France-Irak-Actualité: L'Orient dans tous ses États – La Turquie ferme la parenthèse iranienne

 



Publié par Gilles Munier sur 28 Avril 2022 Samrani (revue de presse : L’Orient-Le jour – 27/4/22)*

La Turquie a connu trois phases dans sa politique régionale depuis l’arrivée au pouvoir de Recep Tayyep Erdogan. La première a été marquée essentiellement par deux objectifs : l’adhésion à l’Union Européenne (UE) et la politique du “zéro problème” avec les voisins selon l’expression de l’ancien conseiller, puis ministre des Affaires étrangères, puis Premier ministre, Ahmet Davutoglu.

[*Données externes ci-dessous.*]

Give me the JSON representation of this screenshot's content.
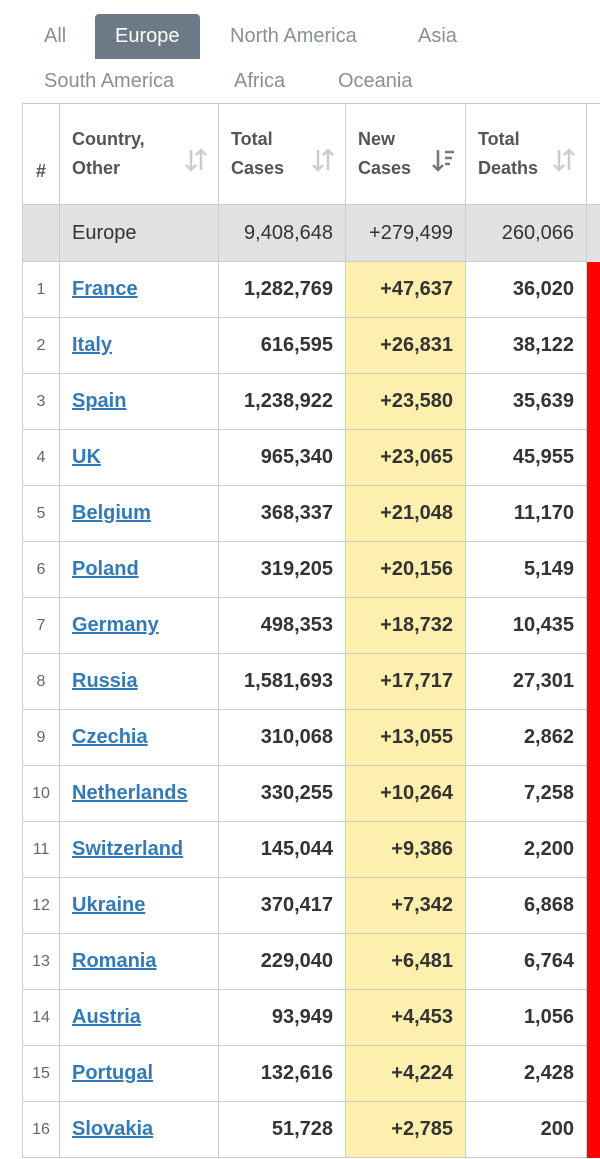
{
  "tabs": [
    "All",
    "Europe",
    "North America",
    "Asia",
    "South America",
    "Africa",
    "Oceania"
  ],
  "selected_tab": "Europe",
  "table": {
    "header": [
      "#",
      "Country, Other",
      "Total Cases",
      "New Cases",
      "Total Deaths"
    ],
    "summary": [
      "Europe",
      "9,408,648",
      "+279,499",
      "260,066"
    ],
    "rows": [
      [
        "1",
        "France",
        "1,282,769",
        "+47,637",
        "36,020"
      ],
      [
        "2",
        "Italy",
        "616,595",
        "+26,831",
        "38,122"
      ],
      [
        "3",
        "Spain",
        "1,238,922",
        "+23,580",
        "35,639"
      ],
      [
        "4",
        "UK",
        "965,340",
        "+23,065",
        "45,955"
      ],
      [
        "5",
        "Belgium",
        "368,337",
        "+21,048",
        "11,170"
      ],
      [
        "6",
        "Poland",
        "319,205",
        "+20,156",
        "5,149"
      ],
      [
        "7",
        "Germany",
        "498,353",
        "+18,732",
        "10,435"
      ],
      [
        "8",
        "Russia",
        "1,581,693",
        "+17,717",
        "27,301"
      ],
      [
        "9",
        "Czechia",
        "310,068",
        "+13,055",
        "2,862"
      ],
      [
        "10",
        "Netherlands",
        "330,255",
        "+10,264",
        "7,258"
      ],
      [
        "11",
        "Switzerland",
        "145,044",
        "+9,386",
        "2,200"
      ],
      [
        "12",
        "Ukraine",
        "370,417",
        "+7,342",
        "6,868"
      ],
      [
        "13",
        "Romania",
        "229,040",
        "+6,481",
        "6,764"
      ],
      [
        "14",
        "Austria",
        "93,949",
        "+4,453",
        "1,056"
      ],
      [
        "15",
        "Portugal",
        "132,616",
        "+4,224",
        "2,428"
      ],
      [
        "16",
        "Slovakia",
        "51,728",
        "+2,785",
        "200"
      ]
    ]
  }
}
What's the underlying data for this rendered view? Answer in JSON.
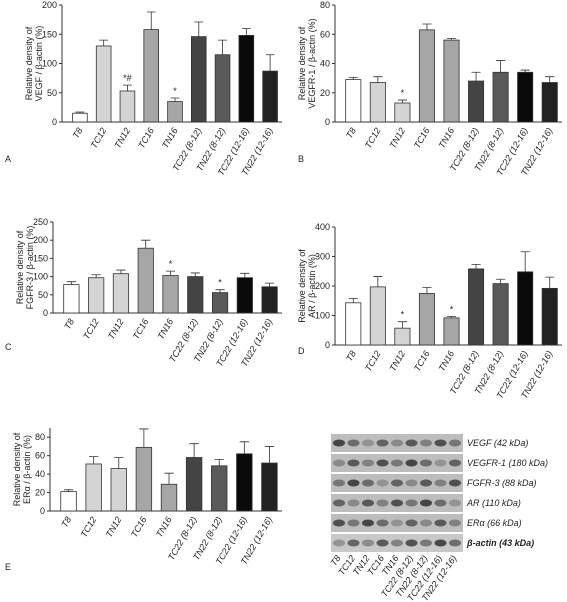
{
  "chart_data": [
    {
      "type": "bar",
      "panel": "A",
      "ylabel": [
        "Relative density of",
        "VEGF / β-actin (%)"
      ],
      "categories": [
        "T8",
        "TC12",
        "TN12",
        "TC16",
        "TN16",
        "TC22 (8-12)",
        "TN22 (8-12)",
        "TC22 (12-16)",
        "TN22 (12-16)"
      ],
      "values": [
        15,
        130,
        53,
        158,
        35,
        146,
        115,
        148,
        87
      ],
      "errors": [
        2,
        10,
        10,
        30,
        6,
        25,
        25,
        12,
        28
      ],
      "significance": [
        null,
        null,
        "*#",
        null,
        "*",
        null,
        null,
        null,
        null
      ],
      "colors": [
        "#ffffff",
        "#d4d4d4",
        "#d4d4d4",
        "#a6a6a6",
        "#a6a6a6",
        "#444444",
        "#5a5a5a",
        "#0a0a0a",
        "#222222"
      ],
      "ylim": [
        0,
        200
      ],
      "yticks": [
        0,
        50,
        100,
        150,
        200
      ]
    },
    {
      "type": "bar",
      "panel": "B",
      "ylabel": [
        "Relative density of",
        "VEGFR-1 / β-actin (%)"
      ],
      "categories": [
        "T8",
        "TC12",
        "TN12",
        "TC16",
        "TN16",
        "TC22 (8-12)",
        "TN22 (8-12)",
        "TC22 (12-16)",
        "TN22 (12-16)"
      ],
      "values": [
        29,
        27,
        13,
        63,
        56,
        28,
        34,
        34,
        27
      ],
      "errors": [
        1.5,
        4,
        2,
        4,
        1,
        6,
        8,
        1.5,
        4
      ],
      "significance": [
        null,
        null,
        "*",
        null,
        null,
        null,
        null,
        null,
        null
      ],
      "colors": [
        "#ffffff",
        "#d4d4d4",
        "#d4d4d4",
        "#a6a6a6",
        "#a6a6a6",
        "#444444",
        "#5a5a5a",
        "#0a0a0a",
        "#222222"
      ],
      "ylim": [
        0,
        80
      ],
      "yticks": [
        0,
        20,
        40,
        60,
        80
      ]
    },
    {
      "type": "bar",
      "panel": "C",
      "ylabel": [
        "Relative density of",
        "FGFR-3 / β-actin (%)"
      ],
      "categories": [
        "T8",
        "TC12",
        "TN12",
        "TC16",
        "TN16",
        "TC22 (8-12)",
        "TN22 (8-12)",
        "TC22 (12-16)",
        "TN22 (12-16)"
      ],
      "values": [
        78,
        97,
        108,
        178,
        103,
        100,
        56,
        97,
        72
      ],
      "errors": [
        8,
        8,
        10,
        22,
        12,
        10,
        8,
        12,
        10
      ],
      "significance": [
        null,
        null,
        null,
        null,
        "*",
        null,
        "*",
        null,
        null
      ],
      "colors": [
        "#ffffff",
        "#d4d4d4",
        "#d4d4d4",
        "#a6a6a6",
        "#a6a6a6",
        "#444444",
        "#5a5a5a",
        "#0a0a0a",
        "#222222"
      ],
      "ylim": [
        0,
        250
      ],
      "yticks": [
        0,
        50,
        100,
        150,
        200,
        250
      ]
    },
    {
      "type": "bar",
      "panel": "D",
      "ylabel": [
        "Relative density of",
        "AR / β-actin (%)"
      ],
      "categories": [
        "T8",
        "TC12",
        "TN12",
        "TC16",
        "TN16",
        "TC22 (8-12)",
        "TN22 (8-12)",
        "TC22 (12-16)",
        "TN22 (12-16)"
      ],
      "values": [
        143,
        197,
        57,
        175,
        92,
        258,
        208,
        248,
        192
      ],
      "errors": [
        15,
        35,
        22,
        20,
        5,
        15,
        15,
        68,
        38
      ],
      "significance": [
        null,
        null,
        "*",
        null,
        "*",
        null,
        null,
        null,
        null
      ],
      "colors": [
        "#ffffff",
        "#d4d4d4",
        "#d4d4d4",
        "#a6a6a6",
        "#a6a6a6",
        "#444444",
        "#5a5a5a",
        "#0a0a0a",
        "#222222"
      ],
      "ylim": [
        0,
        400
      ],
      "yticks": [
        0,
        100,
        200,
        300,
        400
      ]
    },
    {
      "type": "bar",
      "panel": "E",
      "ylabel": [
        "Relative density of",
        "ERα / β-actin (%)"
      ],
      "categories": [
        "T8",
        "TC12",
        "TN12",
        "TC16",
        "TN16",
        "TC22 (8-12)",
        "TN22 (8-12)",
        "TC22 (12-16)",
        "TN22 (12-16)"
      ],
      "values": [
        21,
        51,
        46,
        69,
        29,
        58,
        49,
        62,
        52
      ],
      "errors": [
        2,
        8,
        12,
        20,
        12,
        15,
        7,
        13,
        18
      ],
      "significance": [
        null,
        null,
        null,
        null,
        null,
        null,
        null,
        null,
        null
      ],
      "colors": [
        "#ffffff",
        "#d4d4d4",
        "#d4d4d4",
        "#a6a6a6",
        "#a6a6a6",
        "#444444",
        "#5a5a5a",
        "#0a0a0a",
        "#222222"
      ],
      "ylim": [
        0,
        90
      ],
      "yticks": [
        0,
        20,
        40,
        60,
        80
      ]
    }
  ],
  "blot": {
    "bands": [
      "VEGF (42 kDa)",
      "VEGFR-1 (180 kDa)",
      "FGFR-3 (88 kDa)",
      "AR (110 kDa)",
      "ERα (66 kDa)",
      "β-actin (43 kDa)"
    ],
    "lanes": [
      "T8",
      "TC12",
      "TN12",
      "TC16",
      "TN16",
      "TC22 (8-12)",
      "TN22 (8-12)",
      "TC22 (12-16)",
      "TN22 (12-16)"
    ]
  }
}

Cette orientation a été remise en cause par l’arrêt de son processus d’intégration à l’UE et par l’éclatement des soulèvements arabes en 2011. A partir de ce moment, la Turquie a été quelque part rattrapée par son environnement régional, en particulier par la crise syrienne qui a fait ressurgir le spectre de l’irrédentisme kurde.

La Turquie a changé de stratégie, tentant d’une part de profiter des Printemps arabes en soutenant les Frères musulmans dans plusieurs pays de la région, d’autre part en devenant une puissance interventionniste. Si ces différentes interventions, en Syrie, en Irak, ou en Libye,  étaient notamment motivées par des questions sécuritaires, elles ont été accompagnées d’une rhétorique mêlant nationalisme et néo-ottomanisme, faisant de facto de la Turquie une puissance impérialiste dans la région. C’était son moment iranien.

Cette politique a eu deux conséquences majeures : elle a créé une division au sein du monde sunnite entre la Turquie et le Qatar d’un côté, l’Arabie saoudite, les Emirats arabes unis et l’Egypte de l’autre ; elle a fait de la Turquie un partenaire compliqué pour les Occidentaux.

Ces choix stratégiques ont contribué à isoler Ankara sur la scène internationale. Mais dans le même temps, il a accumulé les succès sur le terrain, solidifiant ses positions en Syrie, en Irak, en Libye et dans le Haut-Karabakh.

La crise économique qui frappe le pays de plein fouet d’une part, la perte de popularité du reïs d’autre part, l’ont toutefois contraint à opérer un nouveau virage. Ce revirement a été accéléré par l’invasion de l’Ukraine par la Russie.

Ankara a sensiblement amélioré ses relations avec les Occidentaux, y compris les Européens, et s'est réconcilié avec l’axe saoudo-émirati. La visite, jeudi, de Recep Tayyip Erdogan en Arabie saoudite et sa rencontre avec le prince héritier Mohammad ben Salmane, plus de trois ans après l’assassinat de Jamal Khashoggi à Istanbul, s'inscrit dans ce cadre. Elle officialise l’ouverture de cette nouvelle phase dont l’Iran, et dans une moindre mesure, la Russie, sont les principaux perdants. Le retour de la Turquie dans le giron occidental, même si la réalité demeure plus nuancée, et surtout la fin de la fitna intra-sunnite complique les affaires de ces deux autres puissances aux ambitions impérialistes dans la région. Pendant des années, trois axes clairs se disputaient le Moyen-Orient. Ce n’est plus le cas désormais.